Following some sterling hackery by Alexander Potapenko and Philippe Waroquiers, Valgrind/Memcheck now has direct support for JEMalloc, tcmalloc, and any other allocation library offering a malloc-style interface.

This means you no longer need to build Firefox using –disable-jemalloc on Linux.  You do still need –enable-valgrind, to stop V freaking out when JS GC scans the stack, but that’s no big deal.

To use this, you need to give Valgrind the flag –soname-synonyms=somalloc=NONE.  This tells it that the bundle of functions it needs to intercept (malloc, etc) live in the main executable instead of in libc.

You need a Valgrind trunk build of 11 May or later (svn r12559).

On MacOSX 10.7, all of this is irrelevant, since V appears to run a normal JEMalloc’d build  just fine.

On Android, the same trickery gives support for JEMalloc, but requires some extra hacks  which are not in the repo, so you can’t use it as-is.  I also have a bunch of code which checks for cross-DSO mismatches (eg, alloc by JEMalloc, free by libc), but that is also not committed yet.

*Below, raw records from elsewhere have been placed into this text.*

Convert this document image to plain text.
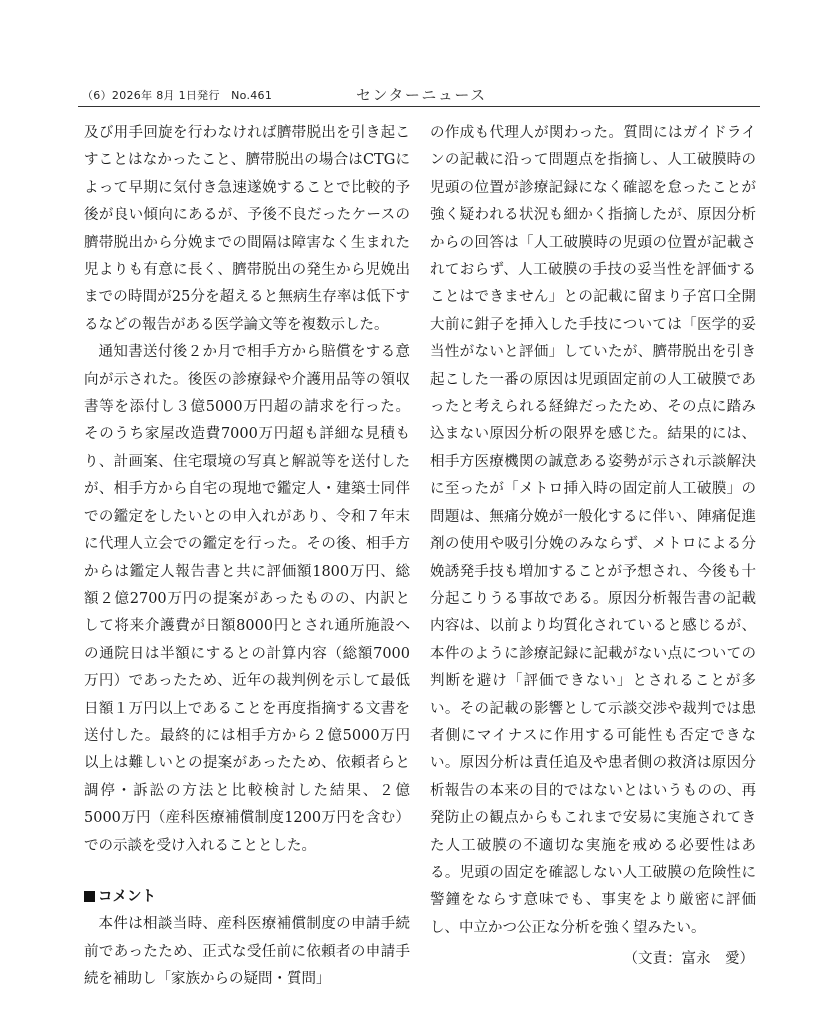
（6）2026年 8月 1日発行　No.461	センターニュース

及び用手回旋を行わなければ臍帯脱出を引き起こすことはなかったこと、臍帯脱出の場合はCTGによって早期に気付き急速遂娩することで比較的予後が良い傾向にあるが、予後不良だったケースの臍帯脱出から分娩までの間隔は障害なく生まれた児よりも有意に長く、臍帯脱出の発生から児娩出までの時間が25分を超えると無病生存率は低下するなどの報告がある医学論文等を複数示した。

通知書送付後２か月で相手方から賠償をする意向が示された。後医の診療録や介護用品等の領収書等を添付し３億5000万円超の請求を行った。そのうち家屋改造費7000万円超も詳細な見積もり、計画案、住宅環境の写真と解説等を送付したが、相手方から自宅の現地で鑑定人・建築士同伴での鑑定をしたいとの申入れがあり、令和７年末に代理人立会での鑑定を行った。その後、相手方からは鑑定人報告書と共に評価額1800万円、総額２億2700万円の提案があったものの、内訳として将来介護費が日額8000円とされ通所施設への通院日は半額にするとの計算内容（総額7000万円）であったため、近年の裁判例を示して最低日額１万円以上であることを再度指摘する文書を送付した。最終的には相手方から２億5000万円以上は難しいとの提案があったため、依頼者らと調停・訴訟の方法と比較検討した結果、２億5000万円（産科医療補償制度1200万円を含む）での示談を受け入れることとした。

コメント

本件は相談当時、産科医療補償制度の申請手続前であったため、正式な受任前に依頼者の申請手続を補助し「家族からの疑問・質問」

の作成も代理人が関わった。質問にはガイドラインの記載に沿って問題点を指摘し、人工破膜時の児頭の位置が診療記録になく確認を怠ったことが強く疑われる状況も細かく指摘したが、原因分析からの回答は「人工破膜時の児頭の位置が記載されておらず、人工破膜の手技の妥当性を評価することはできません」との記載に留まり子宮口全開大前に鉗子を挿入した手技については「医学的妥当性がないと評価」していたが、臍帯脱出を引き起こした一番の原因は児頭固定前の人工破膜であったと考えられる経緯だったため、その点に踏み込まない原因分析の限界を感じた。結果的には、相手方医療機関の誠意ある姿勢が示され示談解決に至ったが「メトロ挿入時の固定前人工破膜」の問題は、無痛分娩が一般化するに伴い、陣痛促進剤の使用や吸引分娩のみならず、メトロによる分娩誘発手技も増加することが予想され、今後も十分起こりうる事故である。原因分析報告書の記載内容は、以前より均質化されていると感じるが、本件のように診療記録に記載がない点についての判断を避け「評価できない」とされることが多い。その記載の影響として示談交渉や裁判では患者側にマイナスに作用する可能性も否定できない。原因分析は責任追及や患者側の救済は原因分析報告の本来の目的ではないとはいうものの、再発防止の観点からもこれまで安易に実施されてきた人工破膜の不適切な実施を戒める必要性はある。児頭の固定を確認しない人工破膜の危険性に警鐘をならす意味でも、事実をより厳密に評価し、中立かつ公正な分析を強く望みたい。

（文責：富永　愛）
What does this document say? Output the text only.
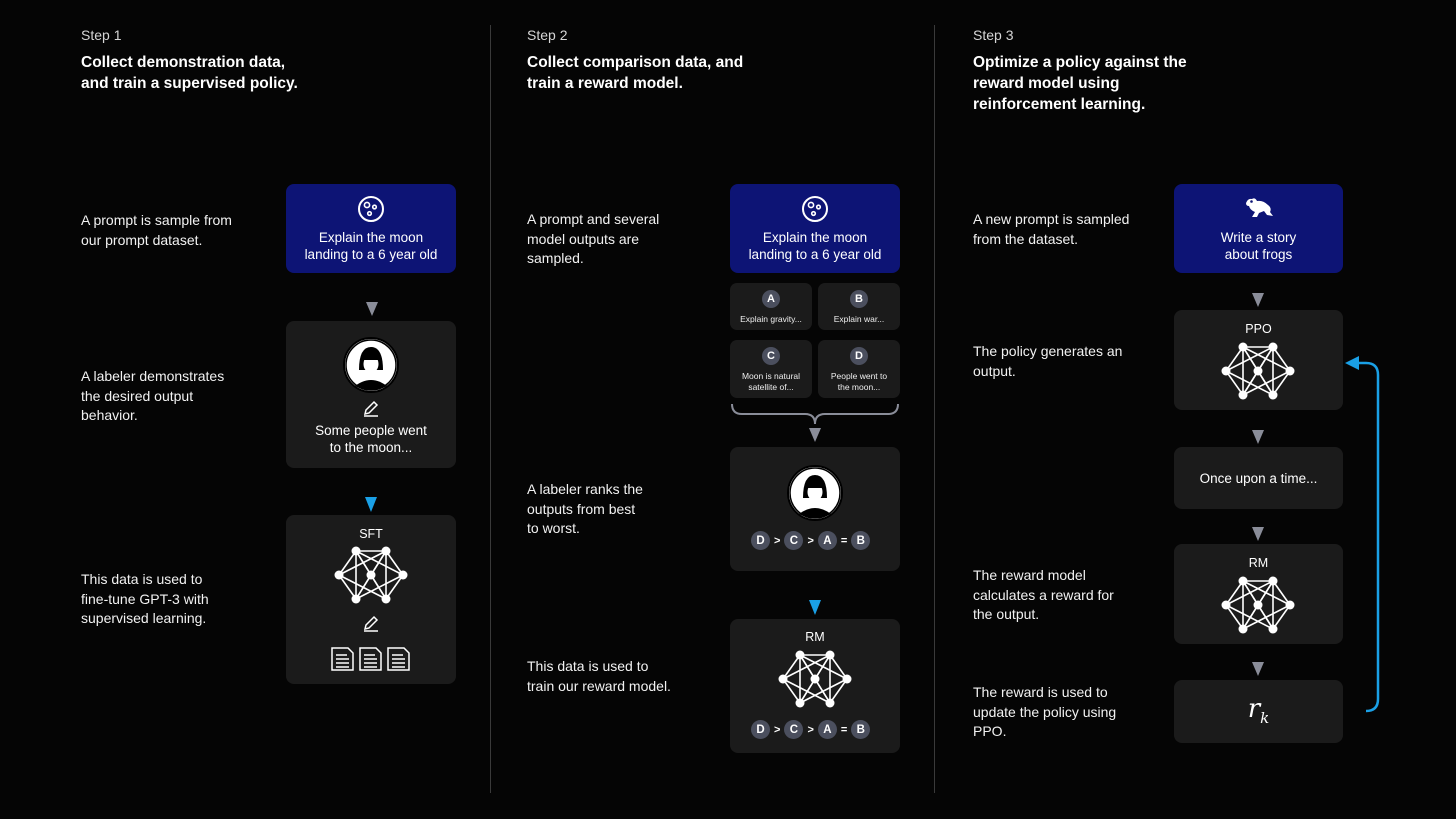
Step 1
Collect demonstration data,
and train a supervised policy.
A prompt is sample from
our prompt dataset.
A labeler demonstrates
the desired output
behavior.
This data is used to
fine-tune GPT-3 with
supervised learning.
Explain the moon
landing to a 6 year old
Some people went
to the moon...
SFT
Step 2
Collect comparison data, and
train a reward model.
A prompt and several
model outputs are
sampled.
A labeler ranks the
outputs from best
to worst.
This data is used to
train our reward model.
Explain the moon
landing to a 6 year old
A
Explain gravity...
B
Explain war...
C
Moon is natural
satellite of...
D
People went to
the moon...
D > C > A = B
RM
D > C > A = B
Step 3
Optimize a policy against the
reward model using
reinforcement learning.
A new prompt is sampled
from the dataset.
The policy generates an
output.
The reward model
calculates a reward for
the output.
The reward is used to
update the policy using
PPO.
Write a story
about frogs
PPO
Once upon a time...
RM
$r_k$
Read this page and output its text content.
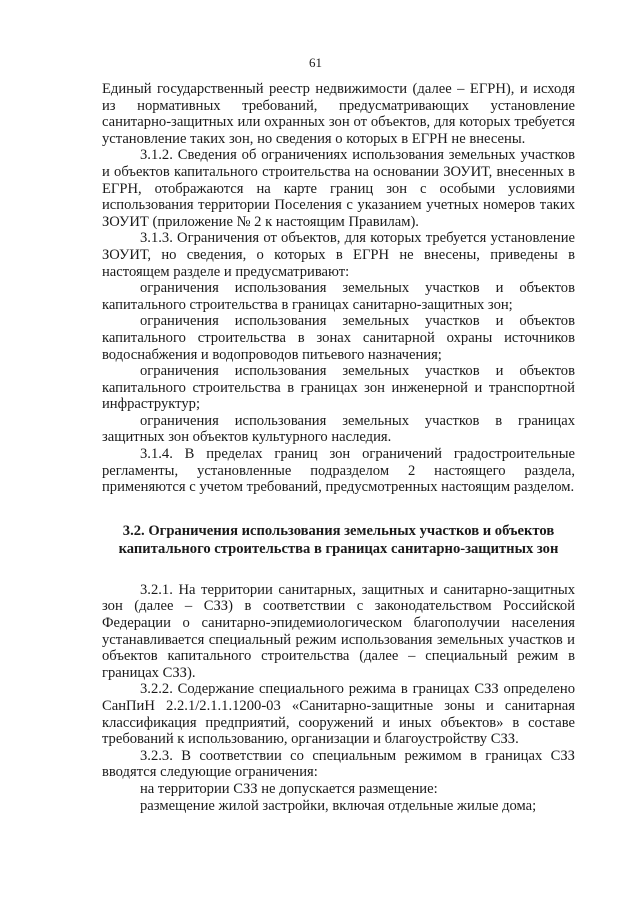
61

Единый государственный реестр недвижимости (далее – ЕГРН), и исходя из нормативных требований, предусматривающих установление санитарно-защитных или охранных зон от объектов, для которых требуется установление таких зон, но сведения о которых в ЕГРН не внесены.

3.1.2. Сведения об ограничениях использования земельных участков и объектов капитального строительства на основании ЗОУИТ, внесенных в ЕГРН, отображаются на карте границ зон с особыми условиями использования территории Поселения с указанием учетных номеров таких ЗОУИТ (приложение № 2 к настоящим Правилам).

3.1.3. Ограничения от объектов, для которых требуется установление ЗОУИТ, но сведения, о которых в ЕГРН не внесены, приведены в настоящем разделе и предусматривают:

ограничения использования земельных участков и объектов капитального строительства в границах санитарно-защитных зон;

ограничения использования земельных участков и объектов капитального строительства в зонах санитарной охраны источников водоснабжения и водопроводов питьевого назначения;

ограничения использования земельных участков и объектов капитального строительства в границах зон инженерной и транспортной инфраструктур;

ограничения использования земельных участков в границах защитных зон объектов культурного наследия.

3.1.4. В пределах границ зон ограничений градостроительные регламенты, установленные подразделом 2 настоящего раздела, применяются с учетом требований, предусмотренных настоящим разделом.

3.2. Ограничения использования земельных участков и объектов капитального строительства в границах санитарно-защитных зон

3.2.1. На территории санитарных, защитных и санитарно-защитных зон (далее – СЗЗ) в соответствии с законодательством Российской Федерации о санитарно-эпидемиологическом благополучии населения устанавливается специальный режим использования земельных участков и объектов капитального строительства (далее – специальный режим в границах СЗЗ).

3.2.2. Содержание специального режима в границах СЗЗ определено СанПиН 2.2.1/2.1.1.1200-03 «Санитарно-защитные зоны и санитарная классификация предприятий, сооружений и иных объектов» в составе требований к использованию, организации и благоустройству СЗЗ.

3.2.3. В соответствии со специальным режимом в границах СЗЗ вводятся следующие ограничения:

на территории СЗЗ не допускается размещение:

размещение жилой застройки, включая отдельные жилые дома;
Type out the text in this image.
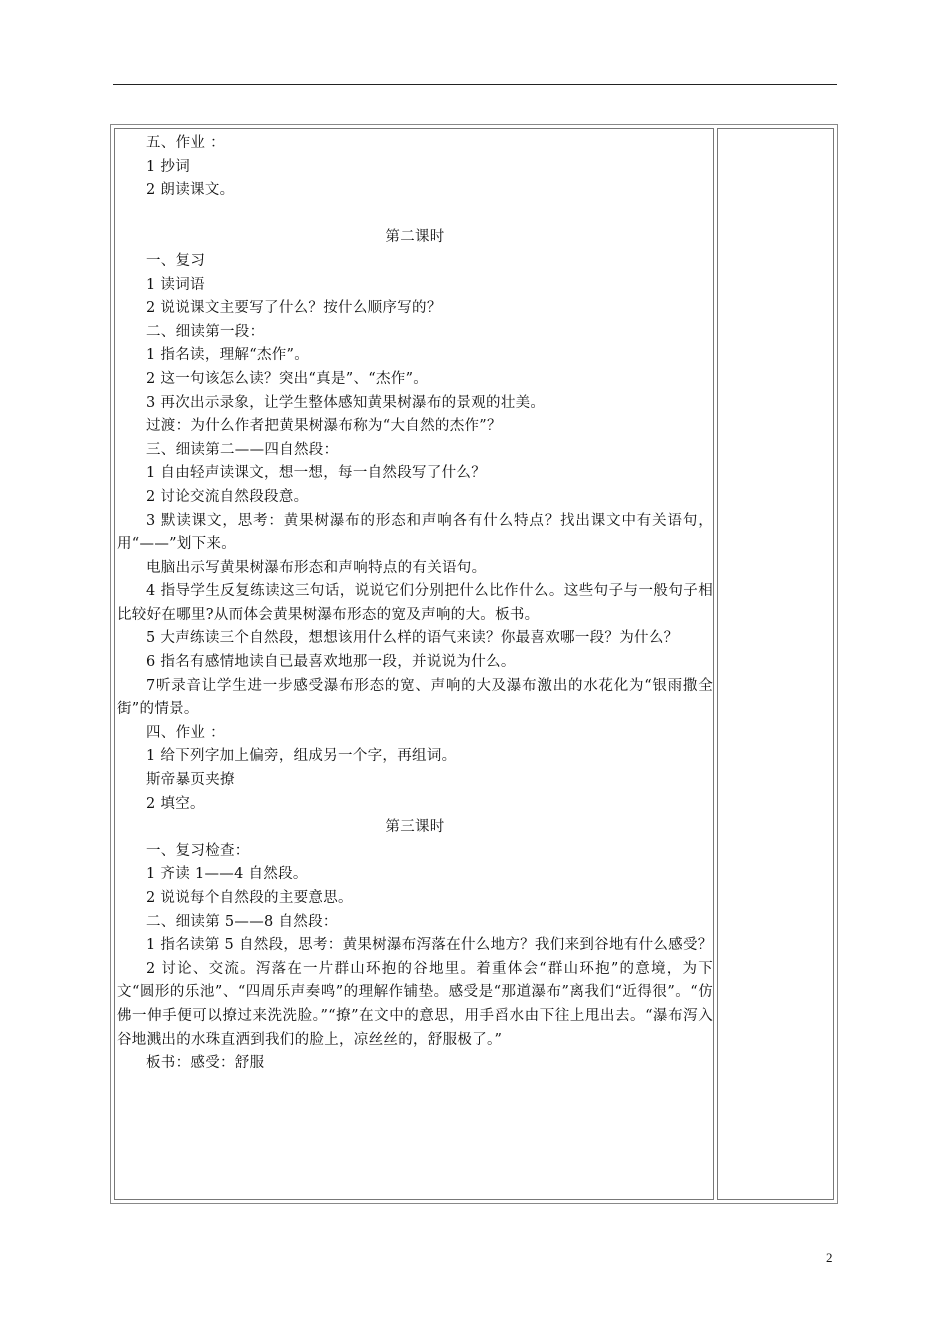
五、作业 ：

1 抄词

2 朗读课文。

第二课时

一、复习

1 读词语

2 说说课文主要写了什么？按什么顺序写的？

二、细读第一段：

1 指名读，理解“杰作”。

2 这一句该怎么读？突出“真是”、“杰作”。

3 再次出示录象，让学生整体感知黄果树瀑布的景观的壮美。

过渡：为什么作者把黄果树瀑布称为“大自然的杰作”？

三、细读第二——四自然段：

1 自由轻声读课文，想一想，每一自然段写了什么？

2 讨论交流自然段段意。

3 默读课文，思考：黄果树瀑布的形态和声响各有什么特点？找出课文中有关语句，用“——”划下来。

电脑出示写黄果树瀑布形态和声响特点的有关语句。

4 指导学生反复练读这三句话，说说它们分别把什么比作什么。这些句子与一般句子相比较好在哪里?从而体会黄果树瀑布形态的宽及声响的大。板书。

5 大声练读三个自然段，想想该用什么样的语气来读？你最喜欢哪一段？为什么？

6 指名有感情地读自已最喜欢地那一段，并说说为什么。

7听录音让学生进一步感受瀑布形态的宽、声响的大及瀑布激出的水花化为“银雨撒全街”的情景。

四、作业 ：

1 给下列字加上偏旁，组成另一个字，再组词。

斯帝暴页夹撩

2 填空。

第三课时

一、复习检查：

1 齐读 1——4 自然段。

2 说说每个自然段的主要意思。

二、细读第 5——8 自然段：

1 指名读第 5 自然段，思考：黄果树瀑布泻落在什么地方？我们来到谷地有什么感受？

2 讨论、交流。泻落在一片群山环抱的谷地里。着重体会“群山环抱”的意境，为下文“圆形的乐池”、“四周乐声奏鸣”的理解作铺垫。感受是“那道瀑布”离我们“近得很”。“仿佛一伸手便可以撩过来洗洗脸。”“撩”在文中的意思，用手舀水由下往上甩出去。“瀑布泻入谷地溅出的水珠直洒到我们的脸上，凉丝丝的，舒服极了。”

板书：感受：舒服

2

Other recent developments, that you might want to upgrade to a trunk svn build for:

  • Translation chaining — improves performance noticably in some circumstances, particularly on lower end hardware and for the lighter weight tools.
  •  AVX support — trunk now contains partial AVX instruction set support, enough to run a Firefox built with “gcc-4.7.0 -mavx -O2”. Work to give more complete support is ongoing.
  • GDB server — this has been around for a while, but doesn’t  seem widely known.  Using it, you can control Valgrind with GDB, examine data when V reports errors, single step, all the usual stuff.  To use it, start Valgrind with –vgdb-error=0 and follow the directions it prints.
  • On MacOSX, reduced noise level when running Clang/LLVM generated code.

1 response

  1. Paul Biggar wrote on :

    On OSX, it makes sense that Valgrind just works. jemalloc hooks in through the normal system allocator, so the libc routines are the ones used.

    That said, I wonder if that would cause it to miss some allocations. There are a large number of allocations that use jemalloc directly. Certainly the JS engine does, and I think any file where the mozmalloc headers are used.